A. Maternal repositioning
B. Oxygen mask
C. IV fluid bolus
D. Apply fundal pressure
Correct Answer: A
Explanation:
Variables are usually caused by cord compression. Repositioning often relieves pressure quickly. Oxygen and fluids are secondary and fundal pressure is inappropriate.
A postpartum patient with firm uterus continues to bleed heavily. What should the nurse suspect?
A. Uterine atony
B. Laceration
C. Endometritis
D. Retained clots
Correct Answer: B
Explanation:
A firm uterus with continued bright bleeding indicates genital tract lacerations. Massage will not help because tone is already adequate. Repair is needed.

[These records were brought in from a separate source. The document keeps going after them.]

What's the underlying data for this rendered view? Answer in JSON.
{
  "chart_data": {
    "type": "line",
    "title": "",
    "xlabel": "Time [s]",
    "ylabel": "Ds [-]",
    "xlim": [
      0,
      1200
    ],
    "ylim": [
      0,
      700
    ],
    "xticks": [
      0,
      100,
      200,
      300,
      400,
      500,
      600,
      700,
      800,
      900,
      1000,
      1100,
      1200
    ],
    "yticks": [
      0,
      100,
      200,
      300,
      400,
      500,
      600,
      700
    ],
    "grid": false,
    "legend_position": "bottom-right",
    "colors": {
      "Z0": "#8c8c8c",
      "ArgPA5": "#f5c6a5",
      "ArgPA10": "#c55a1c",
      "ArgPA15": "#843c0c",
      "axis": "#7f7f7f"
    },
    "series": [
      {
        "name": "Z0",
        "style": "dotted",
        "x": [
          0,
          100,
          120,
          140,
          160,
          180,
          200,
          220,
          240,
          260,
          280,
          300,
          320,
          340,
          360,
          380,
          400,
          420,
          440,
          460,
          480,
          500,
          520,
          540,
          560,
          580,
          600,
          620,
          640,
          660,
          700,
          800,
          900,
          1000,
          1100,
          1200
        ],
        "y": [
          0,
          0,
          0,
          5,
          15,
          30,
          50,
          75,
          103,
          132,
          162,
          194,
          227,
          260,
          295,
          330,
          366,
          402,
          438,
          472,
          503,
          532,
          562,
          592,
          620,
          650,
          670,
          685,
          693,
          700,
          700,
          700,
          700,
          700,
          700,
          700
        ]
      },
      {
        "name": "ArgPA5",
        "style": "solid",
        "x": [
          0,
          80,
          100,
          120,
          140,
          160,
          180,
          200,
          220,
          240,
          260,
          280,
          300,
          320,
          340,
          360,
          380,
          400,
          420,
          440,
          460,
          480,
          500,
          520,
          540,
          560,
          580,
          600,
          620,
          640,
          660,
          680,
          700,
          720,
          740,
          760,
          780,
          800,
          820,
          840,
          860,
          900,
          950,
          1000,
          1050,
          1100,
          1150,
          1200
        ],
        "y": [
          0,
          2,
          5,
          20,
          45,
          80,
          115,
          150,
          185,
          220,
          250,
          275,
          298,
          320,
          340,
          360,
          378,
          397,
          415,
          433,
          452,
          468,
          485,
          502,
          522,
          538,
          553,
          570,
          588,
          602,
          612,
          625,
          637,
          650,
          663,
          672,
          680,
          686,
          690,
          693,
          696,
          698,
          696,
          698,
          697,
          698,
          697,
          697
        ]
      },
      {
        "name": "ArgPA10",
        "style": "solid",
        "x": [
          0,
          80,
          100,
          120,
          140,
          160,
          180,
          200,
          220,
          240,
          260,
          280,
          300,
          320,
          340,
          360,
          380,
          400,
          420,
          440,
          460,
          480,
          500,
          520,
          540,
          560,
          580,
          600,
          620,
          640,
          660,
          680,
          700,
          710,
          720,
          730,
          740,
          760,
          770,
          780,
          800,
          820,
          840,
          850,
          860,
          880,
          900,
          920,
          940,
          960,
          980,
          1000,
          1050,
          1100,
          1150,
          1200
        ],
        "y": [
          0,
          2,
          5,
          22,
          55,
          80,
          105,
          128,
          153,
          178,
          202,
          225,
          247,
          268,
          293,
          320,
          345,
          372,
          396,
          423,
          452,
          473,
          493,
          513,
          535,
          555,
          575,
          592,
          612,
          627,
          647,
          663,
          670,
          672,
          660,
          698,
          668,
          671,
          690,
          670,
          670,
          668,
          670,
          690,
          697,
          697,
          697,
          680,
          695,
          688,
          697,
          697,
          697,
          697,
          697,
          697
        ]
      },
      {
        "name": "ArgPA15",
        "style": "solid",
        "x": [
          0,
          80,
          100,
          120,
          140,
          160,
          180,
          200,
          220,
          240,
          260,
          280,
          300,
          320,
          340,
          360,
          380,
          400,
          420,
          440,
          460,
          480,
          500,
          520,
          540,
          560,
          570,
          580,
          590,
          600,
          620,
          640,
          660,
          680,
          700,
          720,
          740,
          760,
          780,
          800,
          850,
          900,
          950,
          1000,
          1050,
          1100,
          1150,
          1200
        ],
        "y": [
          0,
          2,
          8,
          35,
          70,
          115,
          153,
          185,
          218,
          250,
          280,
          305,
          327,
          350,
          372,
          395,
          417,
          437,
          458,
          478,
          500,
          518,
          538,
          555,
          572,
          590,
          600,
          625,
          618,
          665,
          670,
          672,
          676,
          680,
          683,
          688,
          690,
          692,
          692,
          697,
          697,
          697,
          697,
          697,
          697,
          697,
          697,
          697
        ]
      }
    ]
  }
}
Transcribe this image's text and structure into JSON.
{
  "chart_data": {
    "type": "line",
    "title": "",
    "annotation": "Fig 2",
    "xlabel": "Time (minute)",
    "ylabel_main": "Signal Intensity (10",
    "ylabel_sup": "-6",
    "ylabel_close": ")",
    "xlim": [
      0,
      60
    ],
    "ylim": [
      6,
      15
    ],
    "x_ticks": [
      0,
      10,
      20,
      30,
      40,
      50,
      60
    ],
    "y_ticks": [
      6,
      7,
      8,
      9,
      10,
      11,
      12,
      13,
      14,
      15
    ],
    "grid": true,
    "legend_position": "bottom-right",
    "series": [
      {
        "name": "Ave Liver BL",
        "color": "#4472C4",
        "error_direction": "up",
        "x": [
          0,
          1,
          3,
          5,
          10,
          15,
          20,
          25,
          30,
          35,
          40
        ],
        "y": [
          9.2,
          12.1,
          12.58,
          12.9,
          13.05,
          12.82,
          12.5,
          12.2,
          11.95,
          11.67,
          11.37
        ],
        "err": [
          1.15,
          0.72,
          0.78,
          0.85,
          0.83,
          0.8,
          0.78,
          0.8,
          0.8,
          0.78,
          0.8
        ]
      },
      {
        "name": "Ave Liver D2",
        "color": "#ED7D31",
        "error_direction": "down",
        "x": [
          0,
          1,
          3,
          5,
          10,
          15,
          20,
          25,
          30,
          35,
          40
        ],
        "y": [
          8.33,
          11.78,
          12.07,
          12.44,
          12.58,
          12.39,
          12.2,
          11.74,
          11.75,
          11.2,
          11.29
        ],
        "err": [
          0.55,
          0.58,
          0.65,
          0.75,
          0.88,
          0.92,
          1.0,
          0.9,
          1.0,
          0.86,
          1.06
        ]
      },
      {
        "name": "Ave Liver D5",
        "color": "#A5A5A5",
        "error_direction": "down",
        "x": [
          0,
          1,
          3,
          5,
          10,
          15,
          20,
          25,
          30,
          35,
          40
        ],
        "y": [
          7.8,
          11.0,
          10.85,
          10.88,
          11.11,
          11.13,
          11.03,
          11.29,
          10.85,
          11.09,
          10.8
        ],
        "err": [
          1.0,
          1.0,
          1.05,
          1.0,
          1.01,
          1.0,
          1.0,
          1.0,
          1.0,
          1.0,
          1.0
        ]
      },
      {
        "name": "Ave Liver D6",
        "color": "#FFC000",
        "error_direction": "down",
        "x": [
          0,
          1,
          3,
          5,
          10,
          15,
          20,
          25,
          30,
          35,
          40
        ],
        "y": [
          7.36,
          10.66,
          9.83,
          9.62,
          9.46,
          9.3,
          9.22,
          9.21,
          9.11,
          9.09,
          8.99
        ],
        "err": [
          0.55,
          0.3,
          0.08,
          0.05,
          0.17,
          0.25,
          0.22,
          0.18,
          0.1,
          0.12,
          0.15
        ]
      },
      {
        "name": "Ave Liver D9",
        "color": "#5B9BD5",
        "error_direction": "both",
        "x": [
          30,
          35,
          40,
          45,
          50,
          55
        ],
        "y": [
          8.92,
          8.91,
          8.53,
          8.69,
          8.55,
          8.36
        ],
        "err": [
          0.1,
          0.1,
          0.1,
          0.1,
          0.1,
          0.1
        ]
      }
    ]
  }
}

A pregnant patient with type 1 diabetes has episodes of fetal tachycardia. Which factor is most responsible?
A. Hypoxia
B. Maternal hyperglycemia
C. Poor hydration
D. Epidural anesthesia
Correct Answer: B
Explanation:
Maternal hyperglycemia leads to increased fetal glucose and sympathetic stimulation, causing fetal tachycardia. This is a common complication in diabetes during labor.
A laboring patient with ruptured membranes has fetal scalp pH of 7.18. What does the nurse anticipate?
A. Continue labor
B. Prepare for expedited delivery
C. Increase maternal oral fluids
D. Begin pushing
Correct Answer: B
Explanation:
A pH <7.20 signals fetal acidemia. Ongoing hypoxia is likely, and immediate delivery is indicated. Fluids and waiting prolong distress.
A patient receiving epidural anesthesia develops hypotension. What is the priority?
A. Increase oxytocin
B. Position the patient on her left side and give fluids
C. Start pushing
D. Lower the head of bed flat
Correct Answer: B
Explanation:
Epidural-induced hypotension reduces uteroplacental perfusion. Left-positioning and IV bolus restore blood pressure. Oxytocin is unrelated.
Which assessment indicates true labor?
A. Contractions stop with rest
B. Discomfort only in abdomen
C. Cervical dilation and effacement
D. No bloody show
Correct Answer: C
Explanation:
True labor is confirmed by cervical change. Braxton Hicks contractions do not alter the cervix and often decrease with rest.
A laboring patient is GBS positive and ruptured for 16 hours. What is the priority?
A. Encourage fluids
B. Delay antibiotics
C. Begin IV penicillin
D. Start oxytocin immediately
Correct Answer: C
Explanation:
GBS prophylaxis reduces neonatal sepsis risk. Rupture >18 hours further increases danger, so early antibiotic initiation is essential.
A client experiences sudden fetal bradycardia after epidural placement. What should the nurse do first?
A. Administer naloxone
B. Reposition the patient
C. Stop oxytocin
D. Begin amnioinfusion
Correct Answer: B
Explanation:
The most common cause is maternal hypotension affecting placental perfusion. Repositioning improves blood return; fluid bolus follows. Oxytocin adjustments may be necessary but not first.
During labor a patient experiences back pain with each contraction. FHR is normal. What fetal position is likely?
A. ROA
B. LOA
C. OP
D. Breech
Correct Answer: C
Explanation:
Occiput posterior (OP) creates intense back labor because the fetal head presses on the sacrum. This is a common cause of persistent back pain.
A newborn is delivered through vacuum extraction with scalp bruising. What is the priority assessment?
A. Respiratory distress
B. Blood glucose
C. Signs of cephalohematoma
D. Temperature regulation
Correct Answer: C
Explanation:
Vacuum deliveries increase risks for scalp trauma and cephalohematomas. Early assessment helps detect bleeding under the periosteum, which may increase bilirubin levels later.
A nurse notes fundus high and deviated to the right postpartum. What is the likely cause?
A. Hemorrhage
B. Distended bladder
C. Uterine atony
D. Infection
Correct Answer: B
Explanation:
Bladder distention pushes the uterus upward and laterally. Encouraging voiding usually corrects both fundal position and bleeding risk.
A patient in labor with an epidural cannot feel pressure or urge despite complete dilation. What is the best nursing action?
A. Begin pushing immediately
B. Allow passive fetal descent (“laboring down”)
C. Increase IV rate
D. Call anesthesia to remove the epidural
Correct Answer: B
Explanation:
Laboring down conserves maternal energy and supports fetal rotation and descent. This leads to shorter active pushing. Removing the epidural is unnecessary unless complications arise.